Writer and director Dylan K. Narang, who produced the cool monster flick Dark Was The Night, will answer that question by the time this film reaches it’s conclusion and while it’s not a total surprise, Narang does provide some intensity and some disturbing sequences before the credits role. Most of that comes in the segments that follow Chloe (Stasey) in her efforts to stay alive and out of the masked killer’s clutches in a confined space. The resilient girl uses whatever resources are at her disposal, including the bonds and bodies of the other young women who have also fallen prey to this individual. When we switch to Andrew’s story, the film is less interesting and a bit flat as we have become far more endeared to the embattled Chloe and are less interested in his tale, though his story does connect. The writer/director smartly keeps the focus predominately on the bloodied and scantily clad prisoner and it is those scenes that carry some nice intensity and a few disturbing moments. Narang is also not afraid to have our heroine make some tough decisions during her escape attempts regarding her co-captors and even the use of their bodies. The film’s momentum sputters a bit with Andrew, especially one lengthy scene with his benefactor’s boss (Holly Twyford), that despite delivering some needed exposition, kinda drags a bit. Once this scene plays out, we do return to Chloe’s horrifying drama, though at that point we already have figured out how it’s going to conclude. The film does have effective atmosphere and that is helped along by an 80s-ish score by Jacob Yoffee and the fact that Narang does have a good visual eye and delivers some effective shots even working on an intimate scale.
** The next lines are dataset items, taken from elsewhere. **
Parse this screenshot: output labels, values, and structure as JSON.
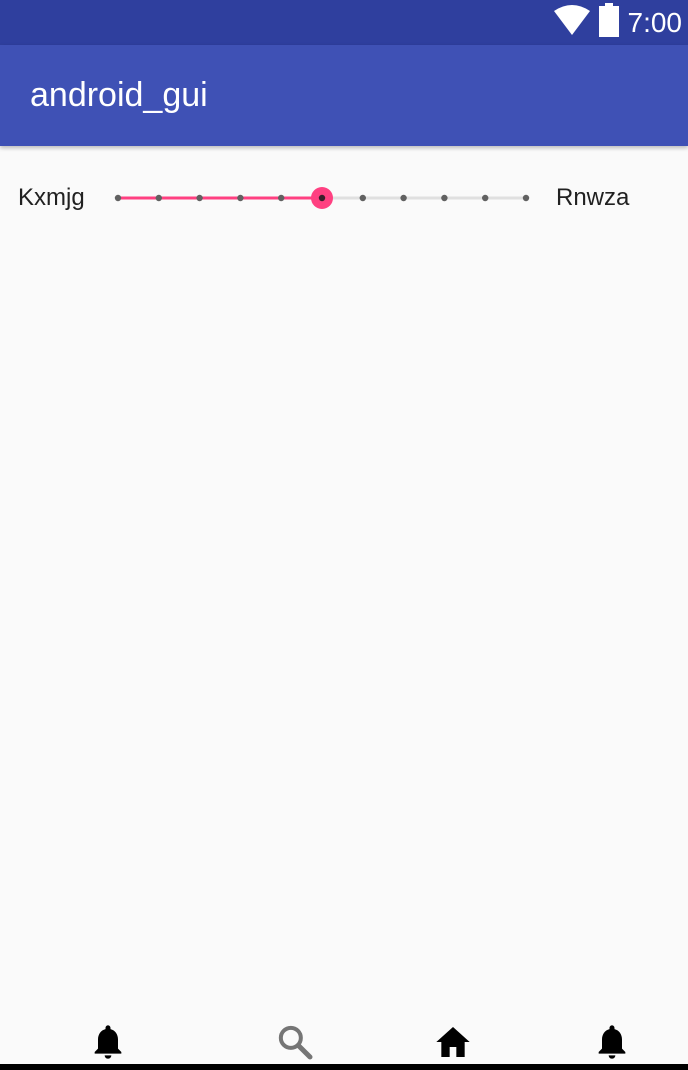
{
  "status_bar": {
    "time": "7:00",
    "background": "#2f3f9e",
    "icons": [
      "wifi-icon",
      "battery-icon"
    ]
  },
  "app_bar": {
    "title": "android_gui",
    "background": "#3f51b5"
  },
  "slider": {
    "min_label": "Kxmjg",
    "max_label": "Rnwza",
    "steps": 10,
    "value": 5,
    "accent": "#ff4081",
    "inactive_track": "#e0e0e0",
    "tick_color": "#616161"
  },
  "bottom_nav": {
    "items": [
      {
        "icon": "bell-icon",
        "color": "#000000"
      },
      {
        "icon": "search-icon",
        "color": "#757575"
      },
      {
        "icon": "home-icon",
        "color": "#000000"
      },
      {
        "icon": "bell-icon",
        "color": "#000000"
      }
    ]
  }
}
The cast is very small and the strongest performance comes from the pretty Caitlin Stasey who endears us to her Chloe quickly with some expressive eye emoting while bound and gagged and then with body language and facial expressions when she is free and in survival mode. As she is alone most of the time, she has limited dialog and filmmaker Narang avoids having her talk to herself to fill us in on what she’s thinking. Instead he let’s his actress show us and she does a great job feeding us her fear and resilience without externalizing her inner monologue. She uses her body and eyes to good effect. Markus Taylor is a little flat as Andrew, though he’s not what I would call bad. The material involving his character is not as interesting or intense as Chloe’s terrifying ordeal, which doesn’t give the actor nearly as much to work with. Holly Twyford delvers some important exposition with a monotone delivery and while her character is supposed to be a bit emotionally detached, the revelations could have used a bit more dramatic bite to make them work better and a little more depth to the ‘explanation ‘ as to the hows and whys. As for our killer, he is masked for 99% of the flick and he does carry some menace and intensity, even though he isn’t on screen as much as you might expect. There are a couple of other girls we see briefly and they are all fine as victims.
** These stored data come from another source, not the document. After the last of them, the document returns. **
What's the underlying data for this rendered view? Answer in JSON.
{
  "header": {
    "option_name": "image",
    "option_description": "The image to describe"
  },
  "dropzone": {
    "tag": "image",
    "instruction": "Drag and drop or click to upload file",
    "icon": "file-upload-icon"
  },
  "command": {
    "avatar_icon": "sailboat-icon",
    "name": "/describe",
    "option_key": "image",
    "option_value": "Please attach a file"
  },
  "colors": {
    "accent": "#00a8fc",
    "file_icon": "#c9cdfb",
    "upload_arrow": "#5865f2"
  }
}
Not a perfect flick by any means, but one that was effective in the places it needed to be most. Dylan K. Narang delivered some intense sequences with his young heroine fighting for her life and we only wish the secondary story of down on his luck divorcee Andrew carried the same type of weight. Seeing Chloe try to survive her situation and somehow escape was far more effective and interesting than Andrew puzzling over the mysterious offer from a faceless voice on the phone. Chloe made some hard decisions in her quest to survive, while we feel Andrew made his ultimate decision far too easy considering what the job proposal turned out to be. Director Narang does show some potential and Caitlin Stasey shows she is a young actress to also keep an eye on, especially in the horror genre, where she has recently been no stranger.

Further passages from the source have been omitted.